This is getting redundant, but if the FTC regulated pollsters, most would be pulled off the market.
Much has been written about how much pollsters missed the mark in the 2016 Presidential race, predicting Clinton victories in states Trump won handily and predicting Clinton landslides in states she wound up losing.
Polls didn’t get any better in Virginia this year.
Various polls showed the battle for the Democratic nomination for Governor to be close between Perriello and Northam, and a poll released four days before the election had Perriello ahead.
Northam won by 12 points.
On the Republican side, Ed Gillespie led polls for months by double-digits (as high as 28 points in one poll).
One online poll by a new firm gave Corey Stewart a one-point advantage in the final week, but the same poll predicted Perriello winning by 8 and he lost by 12.
Gillespie edged Stewart 44-43.
Bottom line – the polling in these gubernatorial primaries was wrong, wrong, wrong, and even when one of them got one race fairly close to right, its other numbers were way, way off.
There’s something wrong with the models these firms are using. Either simply polling “registered voters” needs to be eliminated, or whatever predictive model for who is turning out needs to be overhauled.
Throughout the primaries, polls were done for who is ahead in Gillespie vs. Northam, and for months polls showed Gillespie trailing.
Suddenly, a new poll shows the race tied already.
Voter confidence (and my own) in these polls is almost zero. The world has changed. People don’t answer landline phones, and they are online a heck of a lot more than they used to be.
The key to polling used to be in a random sample, in that everyone had an equal chance of participating. Is that even possible anymore? It’s obvious that large numbers of voters aren’t being included.
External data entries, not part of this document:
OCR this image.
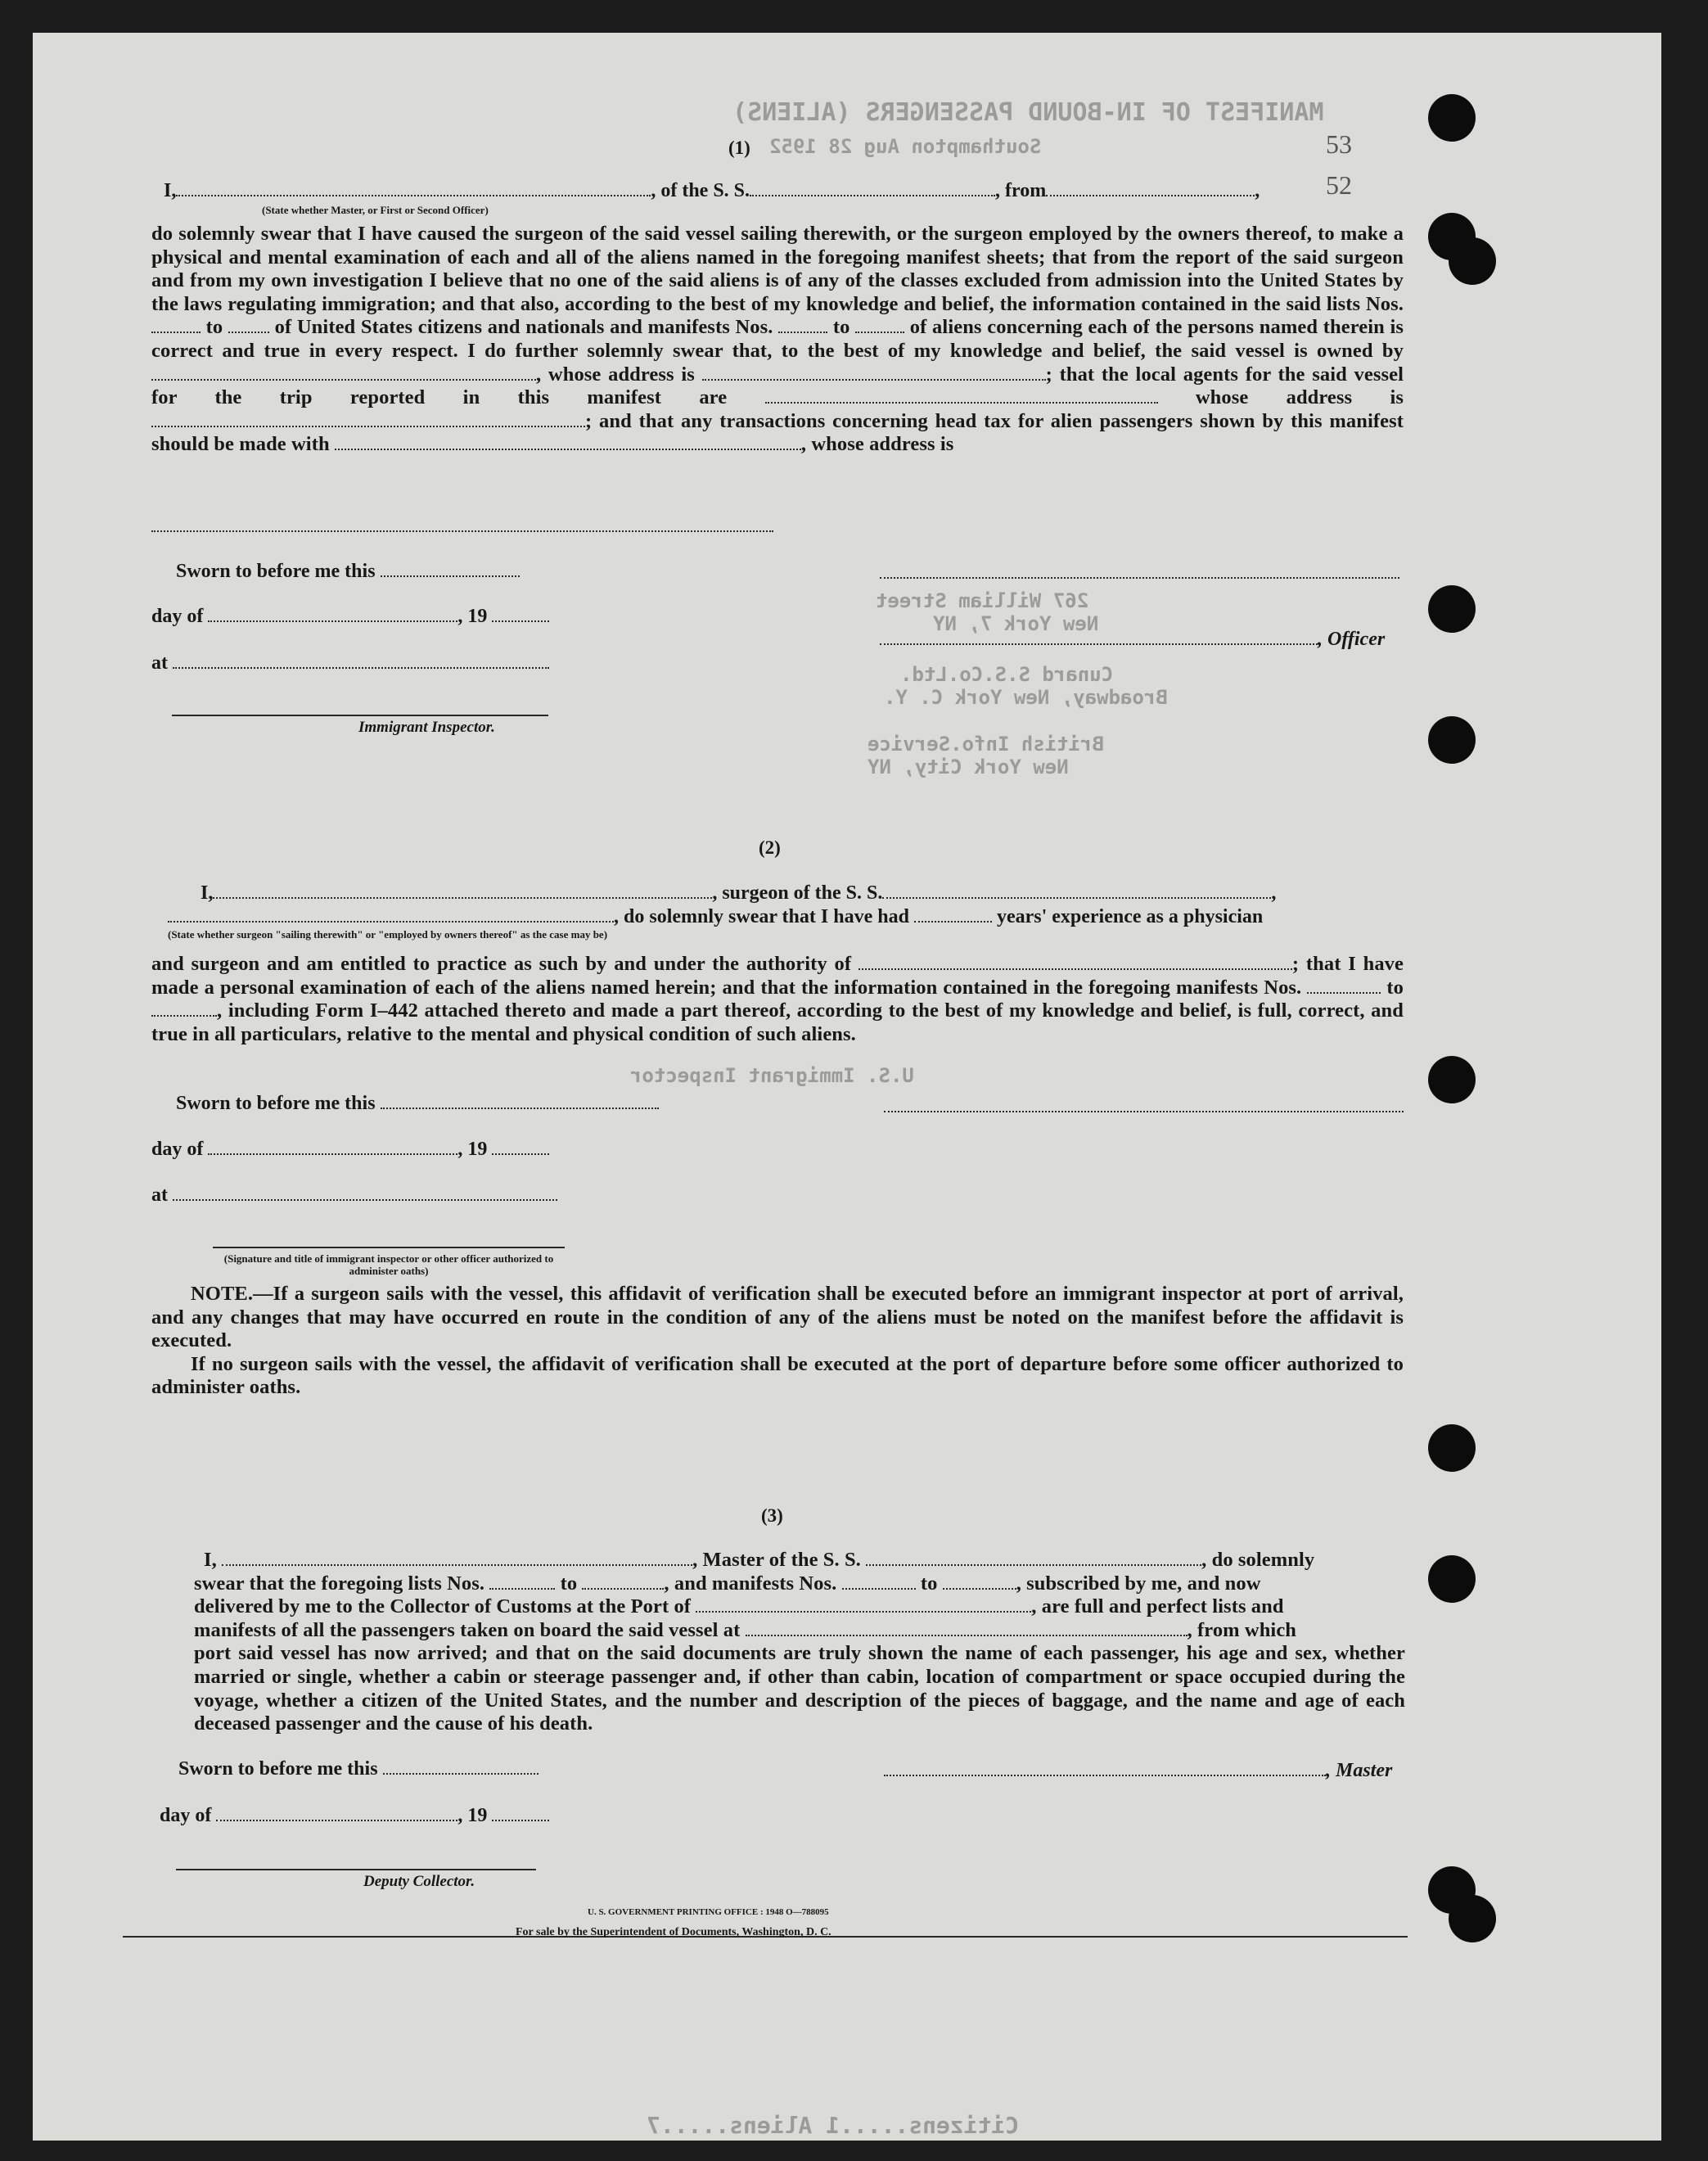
MANIFEST OF IN-BOUND PASSENGERS (ALIENS)
Southampton Aug 28 1952
267 William Street
New York 7, NY
Cunard S.S.Co.Ltd.
Broadway, New York C. Y.
British Info.Service
New York City, NY
U.S. Immigrant Inspector
Citizens.....1 Aliens.....7
53
52
(1)
I,	, of the S. S.	, from	,
(State whether Master, or First or Second Officer)

do solemnly swear that I have caused the surgeon of the said vessel sailing therewith, or the surgeon employed by the owners thereof, to make a physical and mental examination of each and all of the aliens named in the foregoing manifest sheets; that from the report of the said surgeon and from my own investigation I believe that no one of the said aliens is of any of the classes excluded from admission into the United States by the laws regulating immigration; and that also, according to the best of my knowledge and belief, the information contained in the said lists Nos.  to	of United States citizens and nationals and manifests Nos.	to	of aliens concerning each of the persons named therein is correct and true in every respect. I do further solemnly swear that, to the best of my knowledge and belief, the said vessel is owned by , whose address is	; that the local agents for the said vessel for the trip reported in this manifest are	whose address is ; and that any transactions concerning head tax for alien passengers shown by this manifest should be made with	, whose address is

Sworn to before me this
day of	, 19
at
Immigrant Inspector.
, Officer
(2)
I,	, surgeon of the S. S.	,
, do solemnly swear that I have had	years' experience as a physician
(State whether surgeon "sailing therewith" or "employed by owners thereof" as the case may be)

and surgeon and am entitled to practice as such by and under the authority of	; that I have made a personal examination of each of the aliens named herein; and that the information contained in the foregoing manifests Nos.	to , including Form I–442 attached thereto and made a part thereof, according to the best of my knowledge and belief, is full, correct, and true in all particulars, relative to the mental and physical condition of such aliens.

Sworn to before me this
day of	, 19
at
(Signature and title of immigrant inspector or other officer authorized to administer oaths)

NOTE.—If a surgeon sails with the vessel, this affidavit of verification shall be executed before an immigrant inspector at port of arrival, and any changes that may have occurred en route in the condition of any of the aliens must be noted on the manifest before the affidavit is executed.

If no surgeon sails with the vessel, the affidavit of verification shall be executed at the port of departure before some officer authorized to administer oaths.

(3)

I,	, Master of the S. S.	, do solemnly
swear that the foregoing lists Nos.	to	, and manifests Nos.	to	, subscribed by me, and now
delivered by me to the Collector of Customs at the Port of	, are full and perfect lists and
manifests of all the passengers taken on board the said vessel at	, from which
port said vessel has now arrived; and that on the said documents are truly shown the name of each passenger, his age and sex, whether married or single, whether a cabin or steerage passenger and, if other than cabin, location of compartment or space occupied during the voyage, whether a citizen of the United States, and the number and description of the pieces of baggage, and the name and age of each deceased passenger and the cause of his death.

Sworn to before me this	, Master
day of	, 19
Deputy Collector.
U. S. GOVERNMENT PRINTING OFFICE : 1948 O—788095
For sale by the Superintendent of Documents, Washington, D. C.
As for the models, predicting voter turnout is almost laughable now. More Republicans voted in June’s primary than in 2012 and 2015, and by a large margin. More Democrats voted in their primary than usual, too, and pundits said high turnout was Perriello’s key to victory. Not so.
Polling companies will make lots of money and the press will tout them as gospel, but if they don’t get an election right, sooner or later they have to be held accountable.